Go 处理 JSONL：bufio、json.Decoder 与并发处理

在 Go 中使用 JSONL（JSON Lines）文件的完整指南。学习使用标准库的 bufio、encoding/json 和 goroutines 来读取、写入、流式处理和并发处理 JSONL 数据。

最后更新：2026年2月

为什么选择 Go 处理 JSONL？

Go 是处理 JSONL 文件的绝佳选择，尤其是在性能和并发性至关重要的场景下。标准库提供了所需的一切：bufio 用于高效的逐行 I/O，encoding/json 用于解析和序列化，goroutines 用于并行处理。无需任何第三方依赖。Go 的编译特性意味着您的 JSONL 管道运行速度将远超同等的 Python 或 Node.js 脚本，在普通硬件上通常可以每秒处理数百万行。

JSONL（JSON Lines）每行存储一个 JSON 对象，天然适合 Go 的流式 I/O 模型。
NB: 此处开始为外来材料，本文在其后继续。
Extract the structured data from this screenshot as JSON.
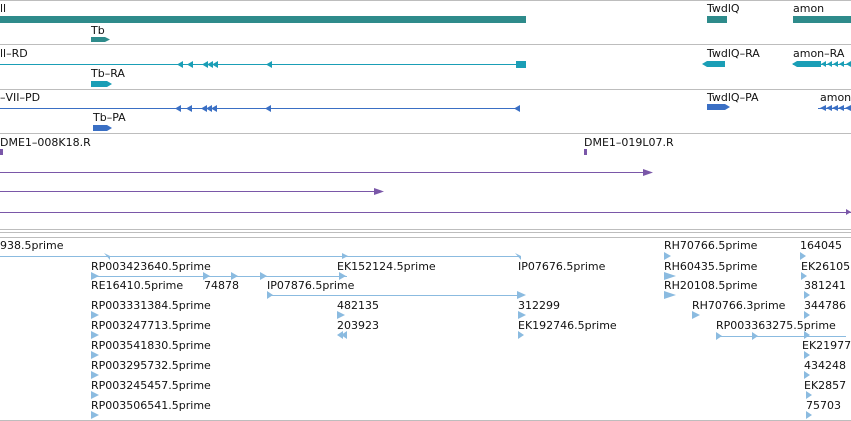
{
  "colors": {
    "gene": "#2e8b8b",
    "transcript_ra": "#1a9eb6",
    "transcript_pa": "#3a6fc4",
    "clone": "#7a57a8",
    "est": "#8bbbe0",
    "separator": "#bdbdbd"
  },
  "track_gene": {
    "label_left": "ll",
    "label_twdlq": "TwdlQ",
    "label_amon": "amon",
    "label_tb": "Tb"
  },
  "track_ra": {
    "label_left": "ll–RD",
    "label_twdlq": "TwdlQ–RA",
    "label_amon": "amon–RA",
    "label_tb": "Tb–RA"
  },
  "track_pa": {
    "label_left": "–VII–PD",
    "label_twdlq": "TwdlQ–PA",
    "label_amon": "amon",
    "label_tb": "Tb–PA"
  },
  "track_clones": {
    "label_1": "DME1–008K18.R",
    "label_2": "DME1–019L07.R"
  },
  "track_est": {
    "c1": [
      "938.5prime",
      "RP003423640.5prime",
      "RE16410.5prime",
      "RP003331384.5prime",
      "RP003247713.5prime",
      "RP003541830.5prime",
      "RP003295732.5prime",
      "RP003245457.5prime",
      "RP003506541.5prime"
    ],
    "c2": [
      "74878",
      "IP07876.5prime",
      "EK152124.5prime",
      "482135",
      "203923"
    ],
    "c3": [
      "IP07676.5prime",
      "312299",
      "EK192746.5prime"
    ],
    "c4": [
      "RH70766.5prime",
      "RH60435.5prime",
      "RH20108.5prime",
      "RH70766.3prime",
      "RP003363275.5prime"
    ],
    "c5": [
      "164045",
      "EK26105",
      "381241",
      "344786",
      "EK21977",
      "434248",
      "EK2857",
      "75703"
    ]
  }
}
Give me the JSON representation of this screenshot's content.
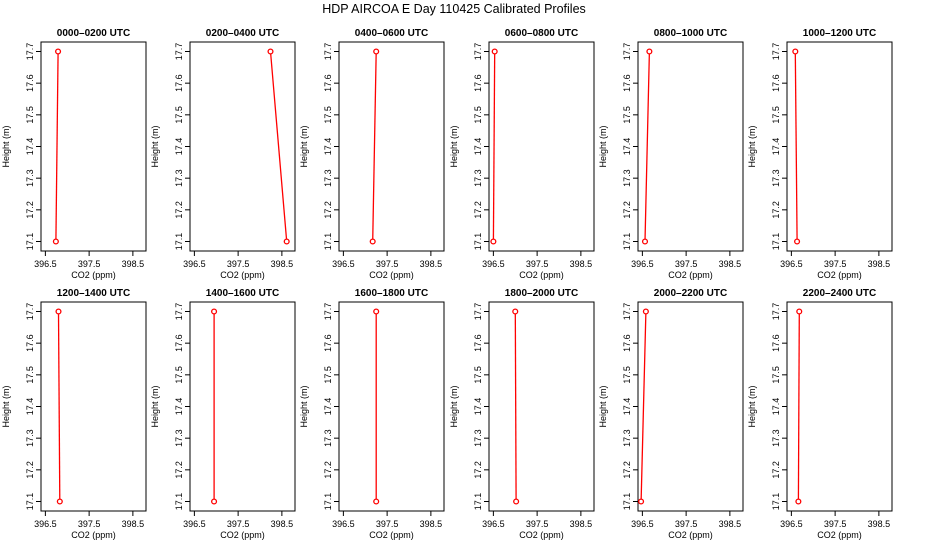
{
  "figure": {
    "title": "HDP AIRCOA E  Day 110425  Calibrated Profiles"
  },
  "colors": {
    "series": "#ff0000",
    "frame": "#000000",
    "background": "#ffffff"
  },
  "chart_data": [
    {
      "type": "line",
      "title": "0000–0200 UTC",
      "xlabel": "CO2 (ppm)",
      "ylabel": "Height (m)",
      "xlim": [
        396.4,
        398.8
      ],
      "ylim": [
        17.07,
        17.73
      ],
      "xticks": [
        "396.5",
        "397.5",
        "398.5"
      ],
      "yticks": [
        "17.1",
        "17.2",
        "17.3",
        "17.4",
        "17.5",
        "17.6",
        "17.7"
      ],
      "grid": false,
      "series": [
        {
          "x": [
            396.79,
            396.74
          ],
          "y": [
            17.7,
            17.1
          ]
        }
      ]
    },
    {
      "type": "line",
      "title": "0200–0400 UTC",
      "xlabel": "CO2 (ppm)",
      "ylabel": "Height (m)",
      "xlim": [
        396.4,
        398.8
      ],
      "ylim": [
        17.07,
        17.73
      ],
      "xticks": [
        "396.5",
        "397.5",
        "398.5"
      ],
      "yticks": [
        "17.1",
        "17.2",
        "17.3",
        "17.4",
        "17.5",
        "17.6",
        "17.7"
      ],
      "grid": false,
      "series": [
        {
          "x": [
            398.24,
            398.61
          ],
          "y": [
            17.7,
            17.1
          ]
        }
      ]
    },
    {
      "type": "line",
      "title": "0400–0600 UTC",
      "xlabel": "CO2 (ppm)",
      "ylabel": "Height (m)",
      "xlim": [
        396.4,
        398.8
      ],
      "ylim": [
        17.07,
        17.73
      ],
      "xticks": [
        "396.5",
        "397.5",
        "398.5"
      ],
      "yticks": [
        "17.1",
        "17.2",
        "17.3",
        "17.4",
        "17.5",
        "17.6",
        "17.7"
      ],
      "grid": false,
      "series": [
        {
          "x": [
            397.25,
            397.17
          ],
          "y": [
            17.7,
            17.1
          ]
        }
      ]
    },
    {
      "type": "line",
      "title": "0600–0800 UTC",
      "xlabel": "CO2 (ppm)",
      "ylabel": "Height (m)",
      "xlim": [
        396.4,
        398.8
      ],
      "ylim": [
        17.07,
        17.73
      ],
      "xticks": [
        "396.5",
        "397.5",
        "398.5"
      ],
      "yticks": [
        "17.1",
        "17.2",
        "17.3",
        "17.4",
        "17.5",
        "17.6",
        "17.7"
      ],
      "grid": false,
      "series": [
        {
          "x": [
            396.53,
            396.5
          ],
          "y": [
            17.7,
            17.1
          ]
        }
      ]
    },
    {
      "type": "line",
      "title": "0800–1000 UTC",
      "xlabel": "CO2 (ppm)",
      "ylabel": "Height (m)",
      "xlim": [
        396.4,
        398.8
      ],
      "ylim": [
        17.07,
        17.73
      ],
      "xticks": [
        "396.5",
        "397.5",
        "398.5"
      ],
      "yticks": [
        "17.1",
        "17.2",
        "17.3",
        "17.4",
        "17.5",
        "17.6",
        "17.7"
      ],
      "grid": false,
      "series": [
        {
          "x": [
            396.66,
            396.56
          ],
          "y": [
            17.7,
            17.1
          ]
        }
      ]
    },
    {
      "type": "line",
      "title": "1000–1200 UTC",
      "xlabel": "CO2 (ppm)",
      "ylabel": "Height (m)",
      "xlim": [
        396.4,
        398.8
      ],
      "ylim": [
        17.07,
        17.73
      ],
      "xticks": [
        "396.5",
        "397.5",
        "398.5"
      ],
      "yticks": [
        "17.1",
        "17.2",
        "17.3",
        "17.4",
        "17.5",
        "17.6",
        "17.7"
      ],
      "grid": false,
      "series": [
        {
          "x": [
            396.59,
            396.63
          ],
          "y": [
            17.7,
            17.1
          ]
        }
      ]
    },
    {
      "type": "line",
      "title": "1200–1400 UTC",
      "xlabel": "CO2 (ppm)",
      "ylabel": "Height (m)",
      "xlim": [
        396.4,
        398.8
      ],
      "ylim": [
        17.07,
        17.73
      ],
      "xticks": [
        "396.5",
        "397.5",
        "398.5"
      ],
      "yticks": [
        "17.1",
        "17.2",
        "17.3",
        "17.4",
        "17.5",
        "17.6",
        "17.7"
      ],
      "grid": false,
      "series": [
        {
          "x": [
            396.8,
            396.83
          ],
          "y": [
            17.7,
            17.1
          ]
        }
      ]
    },
    {
      "type": "line",
      "title": "1400–1600 UTC",
      "xlabel": "CO2 (ppm)",
      "ylabel": "Height (m)",
      "xlim": [
        396.4,
        398.8
      ],
      "ylim": [
        17.07,
        17.73
      ],
      "xticks": [
        "396.5",
        "397.5",
        "398.5"
      ],
      "yticks": [
        "17.1",
        "17.2",
        "17.3",
        "17.4",
        "17.5",
        "17.6",
        "17.7"
      ],
      "grid": false,
      "series": [
        {
          "x": [
            396.95,
            396.95
          ],
          "y": [
            17.7,
            17.1
          ]
        }
      ]
    },
    {
      "type": "line",
      "title": "1600–1800 UTC",
      "xlabel": "CO2 (ppm)",
      "ylabel": "Height (m)",
      "xlim": [
        396.4,
        398.8
      ],
      "ylim": [
        17.07,
        17.73
      ],
      "xticks": [
        "396.5",
        "397.5",
        "398.5"
      ],
      "yticks": [
        "17.1",
        "17.2",
        "17.3",
        "17.4",
        "17.5",
        "17.6",
        "17.7"
      ],
      "grid": false,
      "series": [
        {
          "x": [
            397.25,
            397.25
          ],
          "y": [
            17.7,
            17.1
          ]
        }
      ]
    },
    {
      "type": "line",
      "title": "1800–2000 UTC",
      "xlabel": "CO2 (ppm)",
      "ylabel": "Height (m)",
      "xlim": [
        396.4,
        398.8
      ],
      "ylim": [
        17.07,
        17.73
      ],
      "xticks": [
        "396.5",
        "397.5",
        "398.5"
      ],
      "yticks": [
        "17.1",
        "17.2",
        "17.3",
        "17.4",
        "17.5",
        "17.6",
        "17.7"
      ],
      "grid": false,
      "series": [
        {
          "x": [
            397.0,
            397.02
          ],
          "y": [
            17.7,
            17.1
          ]
        }
      ]
    },
    {
      "type": "line",
      "title": "2000–2200 UTC",
      "xlabel": "CO2 (ppm)",
      "ylabel": "Height (m)",
      "xlim": [
        396.4,
        398.8
      ],
      "ylim": [
        17.07,
        17.73
      ],
      "xticks": [
        "396.5",
        "397.5",
        "398.5"
      ],
      "yticks": [
        "17.1",
        "17.2",
        "17.3",
        "17.4",
        "17.5",
        "17.6",
        "17.7"
      ],
      "grid": false,
      "series": [
        {
          "x": [
            396.58,
            396.47
          ],
          "y": [
            17.7,
            17.1
          ]
        }
      ]
    },
    {
      "type": "line",
      "title": "2200–2400 UTC",
      "xlabel": "CO2 (ppm)",
      "ylabel": "Height (m)",
      "xlim": [
        396.4,
        398.8
      ],
      "ylim": [
        17.07,
        17.73
      ],
      "xticks": [
        "396.5",
        "397.5",
        "398.5"
      ],
      "yticks": [
        "17.1",
        "17.2",
        "17.3",
        "17.4",
        "17.5",
        "17.6",
        "17.7"
      ],
      "grid": false,
      "series": [
        {
          "x": [
            396.68,
            396.66
          ],
          "y": [
            17.7,
            17.1
          ]
        }
      ]
    }
  ]
}
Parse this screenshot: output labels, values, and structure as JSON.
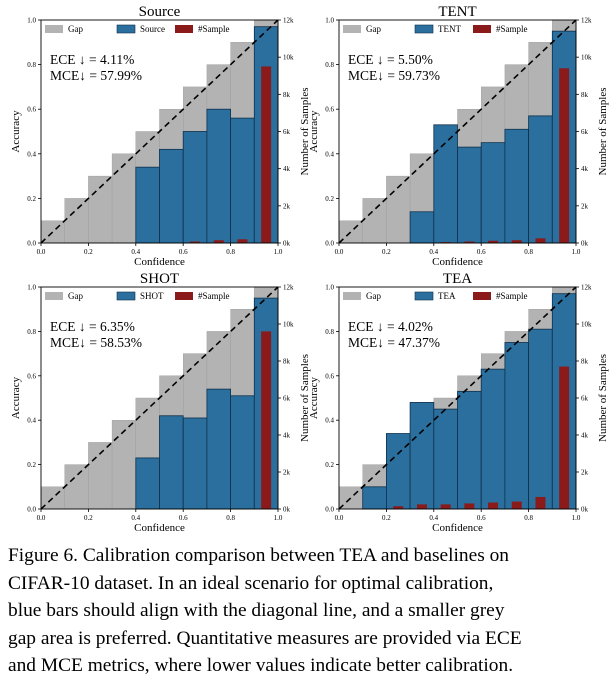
{
  "figure": {
    "caption_lines": [
      "Figure 6. Calibration comparison between TEA and baselines on",
      "CIFAR-10 dataset.  In an ideal scenario for optimal calibration,",
      "blue bars should align with the diagonal line, and a smaller grey",
      "gap area is preferred. Quantitative measures are provided via ECE",
      "and MCE metrics, where lower values indicate better calibration."
    ]
  },
  "chart_data": [
    {
      "type": "bar",
      "title": "Source",
      "xlabel": "Confidence",
      "ylabel": "Accuracy",
      "y2label": "Number of Samples",
      "xlim": [
        0,
        1
      ],
      "ylim": [
        0,
        1
      ],
      "y2lim": [
        0,
        12000
      ],
      "x_ticks": [
        "0.0",
        "0.2",
        "0.4",
        "0.6",
        "0.8",
        "1.0"
      ],
      "y_ticks": [
        "0.0",
        "0.2",
        "0.4",
        "0.6",
        "0.8",
        "1.0"
      ],
      "y2_ticks": [
        "0k",
        "2k",
        "4k",
        "6k",
        "8k",
        "10k",
        "12k"
      ],
      "legend": [
        "Gap",
        "Source",
        "#Sample"
      ],
      "ece": "ECE ↓ = 4.11%",
      "mce": "MCE↓ = 57.99%",
      "bins": [
        0.05,
        0.15,
        0.25,
        0.35,
        0.45,
        0.55,
        0.65,
        0.75,
        0.85,
        0.95
      ],
      "accuracy": [
        0,
        0,
        0,
        0,
        0.34,
        0.42,
        0.5,
        0.6,
        0.56,
        0.97
      ],
      "samples": [
        0,
        0,
        0,
        0,
        0,
        0,
        80,
        150,
        200,
        9500
      ]
    },
    {
      "type": "bar",
      "title": "TENT",
      "xlabel": "Confidence",
      "ylabel": "Accuracy",
      "y2label": "Number of Samples",
      "xlim": [
        0,
        1
      ],
      "ylim": [
        0,
        1
      ],
      "y2lim": [
        0,
        12000
      ],
      "x_ticks": [
        "0.0",
        "0.2",
        "0.4",
        "0.6",
        "0.8",
        "1.0"
      ],
      "y_ticks": [
        "0.0",
        "0.2",
        "0.4",
        "0.6",
        "0.8",
        "1.0"
      ],
      "y2_ticks": [
        "0k",
        "2k",
        "4k",
        "6k",
        "8k",
        "10k",
        "12k"
      ],
      "legend": [
        "Gap",
        "TENT",
        "#Sample"
      ],
      "ece": "ECE ↓ = 5.50%",
      "mce": "MCE↓ = 59.73%",
      "bins": [
        0.05,
        0.15,
        0.25,
        0.35,
        0.45,
        0.55,
        0.65,
        0.75,
        0.85,
        0.95
      ],
      "accuracy": [
        0,
        0,
        0,
        0.14,
        0.53,
        0.43,
        0.45,
        0.51,
        0.57,
        0.95
      ],
      "samples": [
        0,
        0,
        0,
        0,
        50,
        80,
        120,
        150,
        250,
        9400
      ]
    },
    {
      "type": "bar",
      "title": "SHOT",
      "xlabel": "Confidence",
      "ylabel": "Accuracy",
      "y2label": "Number of Samples",
      "xlim": [
        0,
        1
      ],
      "ylim": [
        0,
        1
      ],
      "y2lim": [
        0,
        12000
      ],
      "x_ticks": [
        "0.0",
        "0.2",
        "0.4",
        "0.6",
        "0.8",
        "1.0"
      ],
      "y_ticks": [
        "0.0",
        "0.2",
        "0.4",
        "0.6",
        "0.8",
        "1.0"
      ],
      "y2_ticks": [
        "0k",
        "2k",
        "4k",
        "6k",
        "8k",
        "10k",
        "12k"
      ],
      "legend": [
        "Gap",
        "SHOT",
        "#Sample"
      ],
      "ece": "ECE ↓ = 6.35%",
      "mce": "MCE↓ = 58.53%",
      "bins": [
        0.05,
        0.15,
        0.25,
        0.35,
        0.45,
        0.55,
        0.65,
        0.75,
        0.85,
        0.95
      ],
      "accuracy": [
        0,
        0,
        0,
        0,
        0.23,
        0.42,
        0.41,
        0.54,
        0.51,
        0.95
      ],
      "samples": [
        0,
        0,
        0,
        0,
        0,
        0,
        0,
        0,
        0,
        9600
      ]
    },
    {
      "type": "bar",
      "title": "TEA",
      "xlabel": "Confidence",
      "ylabel": "Accuracy",
      "y2label": "Number of Samples",
      "xlim": [
        0,
        1
      ],
      "ylim": [
        0,
        1
      ],
      "y2lim": [
        0,
        12000
      ],
      "x_ticks": [
        "0.0",
        "0.2",
        "0.4",
        "0.6",
        "0.8",
        "1.0"
      ],
      "y_ticks": [
        "0.0",
        "0.2",
        "0.4",
        "0.6",
        "0.8",
        "1.0"
      ],
      "y2_ticks": [
        "0k",
        "2k",
        "4k",
        "6k",
        "8k",
        "10k",
        "12k"
      ],
      "legend": [
        "Gap",
        "TEA",
        "#Sample"
      ],
      "ece": "ECE ↓ = 4.02%",
      "mce": "MCE↓ = 47.37%",
      "bins": [
        0.05,
        0.15,
        0.25,
        0.35,
        0.45,
        0.55,
        0.65,
        0.75,
        0.85,
        0.95
      ],
      "accuracy": [
        0,
        0.1,
        0.34,
        0.48,
        0.45,
        0.53,
        0.63,
        0.75,
        0.81,
        0.97
      ],
      "samples": [
        0,
        0,
        150,
        250,
        250,
        300,
        350,
        400,
        650,
        7700
      ]
    }
  ]
}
无需将整个文件加载到内存中，您可以使用 scanner 或 decoder 逐条读取和处理记录。结合 Go 的轻量级 goroutines 和 channels，您可以构建充分利用所有可用 CPU 核心的并发 JSONL 管道。在本指南中，您将学习如何使用 bufio.Scanner 读取 JSONL、使用 json.Decoder 进行流式处理、高效写入 JSONL、并发处理记录以及健壮地处理错误。

使用 bufio.Scanner 读取 JSONL 文件

在 Go 中读取 JSONL 最直接的方式是使用 bufio.Scanner。它逐行读取文件，然后用 json.Unmarshal 解析每一行。这种方式让您可以完全控制缓冲区大小和错误处理。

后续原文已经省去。